LONDON A new wave of investment, focused on the Middle East and Asia, is being seen in the global scrap sector, one scrap player in the Middle East said.
Until the economic crisis took hold in 2007-08, investments in the global scrap industry had been rife, Salman Shaban, commercial manager of Dubai-based metals recycler Lucky Group, told AMM sister publication Metal Bulletin.
"Pre-2009, many ventured into (scrap) as a side business as it was easy money," he said.
However, since then a lot of investors have moved away from the scrap industry. This, he said, was largely the result of difficulties in obtaining credit or loans since the crisis.
Many trading companies, processing yards and secondary aluminum plants have been shut down since 2009, but things are starting to improve, Shaban said.
"It seems that things are changing now, and a new crowd of investors and start-ups are taking shape in the scrap metal industry again," he said.
"This time, we are seeing more genuine long-term investments, such as primary/secondary production plants, state-of-the-art processing facilities and waste treatment centers," according to Shaban.
These investments are mainly taking place in Southeast Asia, East Asia and the Middle East.
"This region thrives from the oil and gas economy, a construction boom and large populations," Shaban said.
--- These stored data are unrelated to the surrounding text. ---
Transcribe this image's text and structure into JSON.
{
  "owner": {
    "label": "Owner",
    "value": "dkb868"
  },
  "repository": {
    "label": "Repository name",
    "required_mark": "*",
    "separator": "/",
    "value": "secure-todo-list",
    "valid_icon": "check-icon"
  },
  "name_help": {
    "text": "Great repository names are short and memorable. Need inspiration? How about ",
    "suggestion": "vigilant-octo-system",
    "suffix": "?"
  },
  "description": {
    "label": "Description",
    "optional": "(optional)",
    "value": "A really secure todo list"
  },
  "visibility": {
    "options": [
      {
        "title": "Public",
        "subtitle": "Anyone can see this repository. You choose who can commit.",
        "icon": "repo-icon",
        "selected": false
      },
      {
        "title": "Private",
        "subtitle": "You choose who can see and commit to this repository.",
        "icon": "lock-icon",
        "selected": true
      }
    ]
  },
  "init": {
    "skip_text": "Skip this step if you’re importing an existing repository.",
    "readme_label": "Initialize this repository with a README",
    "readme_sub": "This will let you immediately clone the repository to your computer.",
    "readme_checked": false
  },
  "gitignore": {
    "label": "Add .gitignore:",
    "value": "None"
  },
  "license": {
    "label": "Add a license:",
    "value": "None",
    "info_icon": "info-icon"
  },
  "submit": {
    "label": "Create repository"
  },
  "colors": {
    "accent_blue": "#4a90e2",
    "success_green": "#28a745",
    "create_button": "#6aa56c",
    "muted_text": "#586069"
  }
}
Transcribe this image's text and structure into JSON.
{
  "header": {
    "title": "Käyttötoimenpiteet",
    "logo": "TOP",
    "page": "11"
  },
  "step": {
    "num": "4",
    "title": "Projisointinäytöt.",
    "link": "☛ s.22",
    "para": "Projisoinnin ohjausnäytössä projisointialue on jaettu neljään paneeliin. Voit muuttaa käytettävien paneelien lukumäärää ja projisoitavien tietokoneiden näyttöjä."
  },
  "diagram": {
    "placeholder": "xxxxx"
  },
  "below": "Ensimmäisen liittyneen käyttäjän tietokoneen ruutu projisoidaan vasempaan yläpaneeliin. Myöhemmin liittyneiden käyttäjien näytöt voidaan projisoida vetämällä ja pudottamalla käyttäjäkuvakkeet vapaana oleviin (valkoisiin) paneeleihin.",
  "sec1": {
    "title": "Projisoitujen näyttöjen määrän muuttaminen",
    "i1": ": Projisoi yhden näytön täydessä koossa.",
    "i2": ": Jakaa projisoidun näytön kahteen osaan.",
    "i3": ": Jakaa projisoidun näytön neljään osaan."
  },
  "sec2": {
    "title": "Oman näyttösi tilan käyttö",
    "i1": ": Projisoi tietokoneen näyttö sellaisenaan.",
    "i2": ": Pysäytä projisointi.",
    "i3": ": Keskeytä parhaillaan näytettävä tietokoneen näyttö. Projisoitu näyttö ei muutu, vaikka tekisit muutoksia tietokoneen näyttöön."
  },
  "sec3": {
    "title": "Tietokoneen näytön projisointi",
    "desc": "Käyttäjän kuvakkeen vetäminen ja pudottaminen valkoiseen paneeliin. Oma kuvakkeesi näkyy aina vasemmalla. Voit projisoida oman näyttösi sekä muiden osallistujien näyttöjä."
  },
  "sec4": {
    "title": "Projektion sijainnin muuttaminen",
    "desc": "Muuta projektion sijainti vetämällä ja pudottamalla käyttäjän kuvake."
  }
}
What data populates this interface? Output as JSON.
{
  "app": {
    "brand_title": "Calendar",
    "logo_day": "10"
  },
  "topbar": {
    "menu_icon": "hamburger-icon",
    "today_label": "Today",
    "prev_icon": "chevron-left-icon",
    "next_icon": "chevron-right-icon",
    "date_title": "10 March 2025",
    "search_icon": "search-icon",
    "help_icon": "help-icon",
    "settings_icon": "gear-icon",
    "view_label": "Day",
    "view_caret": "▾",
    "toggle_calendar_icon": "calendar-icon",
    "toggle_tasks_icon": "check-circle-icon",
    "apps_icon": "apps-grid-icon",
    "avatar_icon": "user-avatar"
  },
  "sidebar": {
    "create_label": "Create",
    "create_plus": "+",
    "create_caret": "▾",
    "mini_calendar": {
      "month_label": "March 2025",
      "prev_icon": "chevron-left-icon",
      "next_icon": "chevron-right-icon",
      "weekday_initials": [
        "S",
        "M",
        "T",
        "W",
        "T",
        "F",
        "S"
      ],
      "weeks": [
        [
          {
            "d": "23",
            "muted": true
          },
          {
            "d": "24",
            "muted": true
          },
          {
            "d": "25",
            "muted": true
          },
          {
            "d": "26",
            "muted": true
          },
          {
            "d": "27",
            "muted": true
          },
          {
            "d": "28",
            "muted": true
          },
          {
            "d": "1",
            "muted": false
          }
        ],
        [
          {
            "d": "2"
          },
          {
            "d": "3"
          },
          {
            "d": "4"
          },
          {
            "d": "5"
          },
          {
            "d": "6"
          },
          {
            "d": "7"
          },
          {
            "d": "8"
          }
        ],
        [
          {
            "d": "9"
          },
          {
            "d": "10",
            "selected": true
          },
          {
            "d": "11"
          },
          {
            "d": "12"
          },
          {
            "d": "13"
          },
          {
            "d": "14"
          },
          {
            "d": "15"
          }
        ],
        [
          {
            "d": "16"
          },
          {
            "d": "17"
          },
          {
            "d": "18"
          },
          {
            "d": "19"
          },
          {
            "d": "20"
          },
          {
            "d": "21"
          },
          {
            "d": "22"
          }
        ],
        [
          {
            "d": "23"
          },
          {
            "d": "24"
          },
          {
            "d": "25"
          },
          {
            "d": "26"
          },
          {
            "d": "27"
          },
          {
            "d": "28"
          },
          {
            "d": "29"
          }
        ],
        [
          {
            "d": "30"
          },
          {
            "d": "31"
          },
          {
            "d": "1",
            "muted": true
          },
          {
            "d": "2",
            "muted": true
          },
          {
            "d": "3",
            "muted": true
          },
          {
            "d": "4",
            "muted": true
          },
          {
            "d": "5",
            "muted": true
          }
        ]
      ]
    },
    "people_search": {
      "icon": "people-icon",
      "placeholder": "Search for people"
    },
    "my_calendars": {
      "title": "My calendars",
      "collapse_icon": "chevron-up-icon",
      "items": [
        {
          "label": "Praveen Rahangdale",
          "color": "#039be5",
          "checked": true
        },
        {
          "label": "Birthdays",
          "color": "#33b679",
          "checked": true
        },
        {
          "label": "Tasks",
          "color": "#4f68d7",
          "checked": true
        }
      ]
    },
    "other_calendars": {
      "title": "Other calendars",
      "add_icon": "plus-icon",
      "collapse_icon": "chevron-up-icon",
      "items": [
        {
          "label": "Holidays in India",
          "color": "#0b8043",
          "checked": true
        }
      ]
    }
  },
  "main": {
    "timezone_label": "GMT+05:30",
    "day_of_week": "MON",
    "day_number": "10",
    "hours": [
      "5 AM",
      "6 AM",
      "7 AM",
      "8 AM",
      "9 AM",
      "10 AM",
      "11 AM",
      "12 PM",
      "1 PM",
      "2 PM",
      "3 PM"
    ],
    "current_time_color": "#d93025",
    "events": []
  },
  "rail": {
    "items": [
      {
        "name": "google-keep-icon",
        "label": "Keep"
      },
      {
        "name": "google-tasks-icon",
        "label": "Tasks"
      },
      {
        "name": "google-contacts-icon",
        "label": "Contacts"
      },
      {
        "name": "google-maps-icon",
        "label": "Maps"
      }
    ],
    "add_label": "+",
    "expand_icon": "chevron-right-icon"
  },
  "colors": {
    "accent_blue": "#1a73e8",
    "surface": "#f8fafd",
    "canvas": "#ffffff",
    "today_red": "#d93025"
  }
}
The Arab Spring of 2011 is another factor that drove investment in the scrap industries in countries not affected by these protests, he noted.
Collections of scrap in Tunisia, Libya, Egypt and Syria were seriously hindered by the protests, Shaban said, adding that this drove investment away from the affected countries and toward other countries in the region.
"Some of the negative factors have been short term, and this has given a boost to certain Middle Eastern countries," Shaban said.
"The main beneficiaries from the Arab Spring were countries like Saudi Arabia, and the (United Arab Emirates), which apparently received big boosts in investment from the wealthy who chose to relocate their wealth away from disputed countries," he said. "It seems that some of the wealth ended up in joint ventures, investments and start-ups in the scrap metal industry."